Seasonal allergies refer to symptoms that are experienced only during certain times of the year.
“The most common seasonal allergy triggers are grass, pollen and mold,” says Pam Kraft, certified nurse practitioner with Kettering Health. “Fall triggers include ragweed and mold.”
“Anyone can get allergies at any time,” says Kraft. “However, if one or both of your parents suffer from allergies, you have a much greater chance of suffering from them as well.”
“One common misconception is that someone is born with allergies,” says Jolinda Caswell, MD, primary care physician with Kettering Health. “However, many people actually develop seasonal allergies as they get older. A minority of people can grow out of their allergy symptoms, but symptoms are correlated to the allergen count, and it’s more likely that their symptoms have subsided or lessened because the allergen count is lower.”
Control your triggers
There are steps you can take to minimize your seasonal allergy symptoms.
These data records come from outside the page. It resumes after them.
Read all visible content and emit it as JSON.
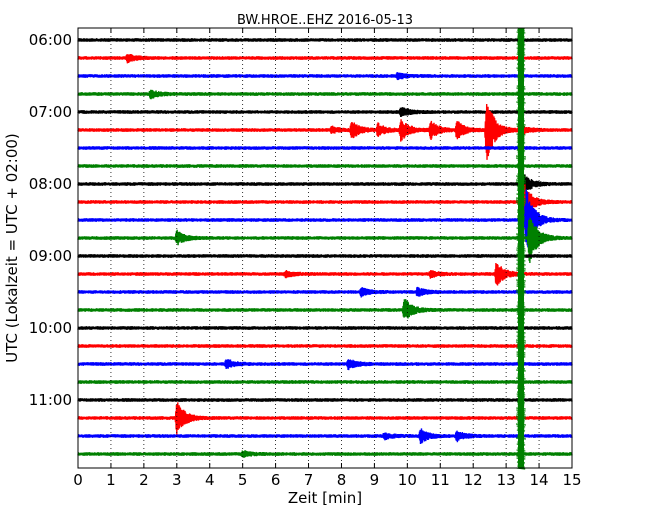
{
  "chart_data": {
    "type": "line",
    "title": "BW.HROE..EHZ 2016-05-13",
    "xlabel": "Zeit  [min]",
    "ylabel": "UTC (Lokalzeit = UTC + 02:00)",
    "xlim": [
      0,
      15
    ],
    "x_ticks": [
      "0",
      "1",
      "2",
      "3",
      "4",
      "5",
      "6",
      "7",
      "8",
      "9",
      "10",
      "11",
      "12",
      "13",
      "14",
      "15"
    ],
    "y_ticks": [
      "06:00",
      "07:00",
      "08:00",
      "09:00",
      "10:00",
      "11:00"
    ],
    "grid": true,
    "trace_interval_minutes": 15,
    "trace_colors": [
      "#000000",
      "#ff0000",
      "#0000ff",
      "#008000"
    ],
    "traces": [
      {
        "start": "06:00",
        "events": []
      },
      {
        "start": "06:15",
        "events": [
          {
            "t": 1.5,
            "amp": 4
          }
        ]
      },
      {
        "start": "06:30",
        "events": [
          {
            "t": 9.7,
            "amp": 3
          }
        ]
      },
      {
        "start": "06:45",
        "events": [
          {
            "t": 2.2,
            "amp": 4
          }
        ]
      },
      {
        "start": "07:00",
        "events": [
          {
            "t": 9.8,
            "amp": 5
          }
        ]
      },
      {
        "start": "07:15",
        "events": [
          {
            "t": 7.7,
            "amp": 3
          },
          {
            "t": 8.3,
            "amp": 9
          },
          {
            "t": 9.1,
            "amp": 6
          },
          {
            "t": 9.8,
            "amp": 11
          },
          {
            "t": 10.7,
            "amp": 9
          },
          {
            "t": 11.5,
            "amp": 9
          },
          {
            "t": 12.4,
            "amp": 34
          },
          {
            "t": 13.4,
            "amp": 5
          }
        ]
      },
      {
        "start": "07:30",
        "events": []
      },
      {
        "start": "07:45",
        "events": []
      },
      {
        "start": "08:00",
        "events": [
          {
            "t": 13.45,
            "amp": 14
          }
        ]
      },
      {
        "start": "08:15",
        "events": [
          {
            "t": 13.5,
            "amp": 22
          }
        ]
      },
      {
        "start": "08:30",
        "events": [
          {
            "t": 13.6,
            "amp": 34
          }
        ]
      },
      {
        "start": "08:45",
        "events": [
          {
            "t": 3.0,
            "amp": 7
          },
          {
            "t": 13.7,
            "amp": 26
          }
        ]
      },
      {
        "start": "09:00",
        "events": []
      },
      {
        "start": "09:15",
        "events": [
          {
            "t": 6.3,
            "amp": 3
          },
          {
            "t": 10.7,
            "amp": 3
          },
          {
            "t": 12.7,
            "amp": 12
          }
        ]
      },
      {
        "start": "09:30",
        "events": [
          {
            "t": 8.6,
            "amp": 4
          },
          {
            "t": 10.3,
            "amp": 4
          }
        ]
      },
      {
        "start": "09:45",
        "events": [
          {
            "t": 9.9,
            "amp": 12
          }
        ]
      },
      {
        "start": "10:00",
        "events": []
      },
      {
        "start": "10:15",
        "events": []
      },
      {
        "start": "10:30",
        "events": [
          {
            "t": 4.5,
            "amp": 5
          },
          {
            "t": 8.2,
            "amp": 5
          }
        ]
      },
      {
        "start": "10:45",
        "events": []
      },
      {
        "start": "11:00",
        "events": []
      },
      {
        "start": "11:15",
        "events": [
          {
            "t": 3.0,
            "amp": 17
          }
        ]
      },
      {
        "start": "11:30",
        "events": [
          {
            "t": 9.3,
            "amp": 3
          },
          {
            "t": 10.4,
            "amp": 7
          },
          {
            "t": 11.5,
            "amp": 5
          }
        ]
      },
      {
        "start": "11:45",
        "events": [
          {
            "t": 5.0,
            "amp": 3
          }
        ]
      }
    ],
    "long_event": {
      "t": 13.45,
      "color": "#008000",
      "note": "continuous spike across all traces"
    }
  }
}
- Keep windows and doors closed. Tempting as it might be to open the windows and enjoy the fresh air, that breeze can carry allergens into your home. Keep windows and doors closed to limit your exposure.
- Do some cleaning. If dust is a trigger, try dusting, vacuuming and regularly washing your bedding to cut down on the number of dust mites in your home.
- Keep a diary. Write down when you experience symptoms and what you were doing before or during that time. This can help you identify your triggers so you can avoid these allergens in the future.
If seasonal allergy symptoms are interfering with your daily life, see your primary care provider to discuss treatment options.
“If your symptoms are mild, avoid your triggers as much as possible and try saline rinses,” Kraft advises.
“Most of the time, your primary care provider can provide symptomatic relief to help you get through the season,” says Dr. Caswell. “However, if your symptoms are persistent and severe, allergy testing may be in order.”